Castro, his brother Raul and Che Guevara fought for years before ultimately taking control. Here, written history diverges into multiple (often mutually exclusive) narratives, depending as much on the sympathies of the authors as on what actually took place.
It all seemed surreal at first. Castro was a baseball fan, having pitched during his student years at the University of Havana. He was a supporter and financial backer of the Havana Sugar Kings, who played in the International League against American teams. Prior to a game between the Sugar Kings and the Rochester (NY) Red Wings in Havana, Castro pitched two innings for an exhibition team called Los Barbudos, "The Bearded Ones." The next day, the game ran late and, at midnight, celebratory gunfire broke out (for a national holiday). One of the Red Wing coaches was wounded. The game was cancelled.

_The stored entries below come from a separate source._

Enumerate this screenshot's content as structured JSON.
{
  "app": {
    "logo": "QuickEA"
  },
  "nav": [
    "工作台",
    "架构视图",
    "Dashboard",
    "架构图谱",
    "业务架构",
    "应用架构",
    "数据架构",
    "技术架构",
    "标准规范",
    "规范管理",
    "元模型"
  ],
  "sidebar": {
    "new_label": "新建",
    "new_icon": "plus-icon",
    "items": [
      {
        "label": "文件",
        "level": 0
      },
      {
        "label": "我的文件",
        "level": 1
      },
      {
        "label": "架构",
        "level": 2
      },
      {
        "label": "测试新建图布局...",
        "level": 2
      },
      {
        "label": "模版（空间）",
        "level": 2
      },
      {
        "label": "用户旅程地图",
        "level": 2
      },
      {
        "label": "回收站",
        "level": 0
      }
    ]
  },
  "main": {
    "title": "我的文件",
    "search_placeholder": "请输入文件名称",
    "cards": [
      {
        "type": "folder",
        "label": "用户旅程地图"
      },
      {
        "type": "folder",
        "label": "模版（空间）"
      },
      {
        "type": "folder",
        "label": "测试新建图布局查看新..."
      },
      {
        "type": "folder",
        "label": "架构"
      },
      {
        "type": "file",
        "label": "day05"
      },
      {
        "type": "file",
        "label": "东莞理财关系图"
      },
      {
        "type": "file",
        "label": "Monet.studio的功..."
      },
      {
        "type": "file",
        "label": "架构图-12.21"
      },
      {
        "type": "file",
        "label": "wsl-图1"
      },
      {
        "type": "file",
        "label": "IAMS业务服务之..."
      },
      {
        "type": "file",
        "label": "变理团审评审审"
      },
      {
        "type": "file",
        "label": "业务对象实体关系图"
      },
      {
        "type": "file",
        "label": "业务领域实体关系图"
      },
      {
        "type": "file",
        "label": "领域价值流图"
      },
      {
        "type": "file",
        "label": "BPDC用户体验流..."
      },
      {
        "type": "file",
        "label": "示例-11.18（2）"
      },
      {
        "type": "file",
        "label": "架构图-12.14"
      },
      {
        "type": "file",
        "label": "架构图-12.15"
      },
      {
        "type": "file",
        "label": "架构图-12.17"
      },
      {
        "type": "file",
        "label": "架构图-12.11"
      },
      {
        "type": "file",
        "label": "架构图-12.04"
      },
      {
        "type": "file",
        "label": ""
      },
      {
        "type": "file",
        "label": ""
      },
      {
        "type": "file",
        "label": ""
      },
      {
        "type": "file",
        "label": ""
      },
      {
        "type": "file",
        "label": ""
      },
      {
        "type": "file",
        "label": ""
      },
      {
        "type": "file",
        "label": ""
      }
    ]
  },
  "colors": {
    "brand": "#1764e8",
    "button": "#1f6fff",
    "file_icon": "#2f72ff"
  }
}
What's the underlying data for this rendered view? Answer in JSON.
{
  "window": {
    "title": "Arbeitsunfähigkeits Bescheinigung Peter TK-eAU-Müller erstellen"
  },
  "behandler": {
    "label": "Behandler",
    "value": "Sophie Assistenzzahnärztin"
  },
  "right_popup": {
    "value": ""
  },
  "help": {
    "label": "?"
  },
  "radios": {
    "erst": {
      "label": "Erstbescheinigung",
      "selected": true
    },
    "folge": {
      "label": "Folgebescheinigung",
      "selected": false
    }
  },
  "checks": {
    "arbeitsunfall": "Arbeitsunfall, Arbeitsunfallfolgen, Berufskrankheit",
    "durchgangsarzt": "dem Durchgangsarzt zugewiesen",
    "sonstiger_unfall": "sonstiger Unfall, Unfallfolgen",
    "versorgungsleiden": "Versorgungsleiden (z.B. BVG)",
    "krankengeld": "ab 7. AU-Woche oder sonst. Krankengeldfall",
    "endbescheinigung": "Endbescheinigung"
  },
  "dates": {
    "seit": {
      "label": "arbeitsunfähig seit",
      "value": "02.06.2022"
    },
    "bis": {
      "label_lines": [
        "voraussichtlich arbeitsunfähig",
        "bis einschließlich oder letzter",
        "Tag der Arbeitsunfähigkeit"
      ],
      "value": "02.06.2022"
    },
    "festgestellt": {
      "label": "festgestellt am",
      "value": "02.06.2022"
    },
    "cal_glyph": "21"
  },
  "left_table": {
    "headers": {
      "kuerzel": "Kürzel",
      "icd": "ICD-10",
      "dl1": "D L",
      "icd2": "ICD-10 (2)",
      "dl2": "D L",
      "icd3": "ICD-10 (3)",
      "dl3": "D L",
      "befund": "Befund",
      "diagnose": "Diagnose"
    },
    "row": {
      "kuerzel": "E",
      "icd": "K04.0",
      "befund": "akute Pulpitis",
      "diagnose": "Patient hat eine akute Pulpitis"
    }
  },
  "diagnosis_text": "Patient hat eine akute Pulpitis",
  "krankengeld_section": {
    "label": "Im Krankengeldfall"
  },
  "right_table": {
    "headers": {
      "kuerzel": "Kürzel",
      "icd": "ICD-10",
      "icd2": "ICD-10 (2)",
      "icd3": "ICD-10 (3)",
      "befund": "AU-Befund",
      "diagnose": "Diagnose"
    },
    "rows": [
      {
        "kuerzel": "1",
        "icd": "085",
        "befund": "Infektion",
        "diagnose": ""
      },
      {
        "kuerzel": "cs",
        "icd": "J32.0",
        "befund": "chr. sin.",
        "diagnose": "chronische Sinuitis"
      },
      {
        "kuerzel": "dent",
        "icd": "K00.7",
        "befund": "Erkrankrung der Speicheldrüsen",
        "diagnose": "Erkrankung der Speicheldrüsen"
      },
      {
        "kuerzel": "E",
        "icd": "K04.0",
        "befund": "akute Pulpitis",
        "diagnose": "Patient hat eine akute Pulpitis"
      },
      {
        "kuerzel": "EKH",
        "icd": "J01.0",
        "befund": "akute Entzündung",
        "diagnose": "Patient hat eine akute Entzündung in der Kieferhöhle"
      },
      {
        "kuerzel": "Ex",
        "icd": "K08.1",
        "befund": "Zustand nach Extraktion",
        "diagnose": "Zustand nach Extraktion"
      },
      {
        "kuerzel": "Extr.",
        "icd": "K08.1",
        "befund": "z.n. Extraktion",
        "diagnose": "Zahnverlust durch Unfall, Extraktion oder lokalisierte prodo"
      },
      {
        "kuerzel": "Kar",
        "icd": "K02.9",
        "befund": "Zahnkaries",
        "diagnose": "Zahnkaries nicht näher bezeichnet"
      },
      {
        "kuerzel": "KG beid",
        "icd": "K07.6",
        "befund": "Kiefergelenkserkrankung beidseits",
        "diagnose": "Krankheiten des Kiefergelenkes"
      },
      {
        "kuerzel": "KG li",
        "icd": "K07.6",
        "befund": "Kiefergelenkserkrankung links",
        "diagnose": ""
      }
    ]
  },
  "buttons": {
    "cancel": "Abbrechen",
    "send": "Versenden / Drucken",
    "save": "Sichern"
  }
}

America's negative response toward the Castro government evolved over time. We tried assassination, embargo and invasion.
So the story goes, Kennedy was being briefed on plans to support combat between Free Cuba forces and Castro. Once the insurgent forces were ashore and gained a toe hold, the US would recognize them as Cuba's legitimate government and move in to assist. During the military presentation, a Marine officer put a transparency onto the overhead projector. The sheet contained a small speck.
"This is Tarawa. In four days of fighting the Marine Corps lost nearly three thousand men." The briefer placed the next clear plastic map over the first. The land mass represented obliterated the tiny dot. "This is Cuba."
Perhaps that story is true. It could be just that...a story, meant to make a point. The invasion into the ironically-named Bay of Pigs collapsed. Several years later, with the Soviet Union now a major ally, Castro allowed (or encouraged) nuclear missiles to be positioned within his shores. Che later said he would have used them, several million casualties being the price necessary to ensure the revolution. Cooler heads prevailed, the weapons were removed and the world moved back from the brink of annihilation.
In 1963 a former Marine, defector to the Soviet Union and Pro-Castro sympathizer with a penchant for aliases named Lee Oswald murdered President Kennedy from the window of a warehouse in Dallas. Bizarre and tortured an articulation as that might seem, in the tumultuous 60's it was an important, and profound, turning point.
America's dyspepsia and fascination with Cuba, and Castro, survived years of hostility, mutual distrust and, sometimes, open warfare. There were provocations and pronouncements. Refugees floated across the 90 mile strait, escaping Castro's tyranny and arriving aboard everything that would float (literally, including rudimentary rafts). Many died in the attempt.
Until very recently there was never a rapprochement with Castro and his government. America had made peace with many previously bitter enemies. In the years when American law prohibited tourists from visits to Cuba, one could easily travel to Vietnam, Moscow or Peking. Thus, when our airliner flew over Havana I was astonished, and then embarrassed. And enchanted. Later, on a cruise ship balcony, my wife and I drank wine and watched the lights of the forbidden island on the not-especially distant horizon. Someday, we mused.
So, Castro is dead. He was a thug, a dictator...a man who wrested control of his island from many of the worst manifestations of capitalists only to bind it to another of humankind's economic wastelands. No one who remembers the early 1960s will forget that, once, the entire world hung on his every word.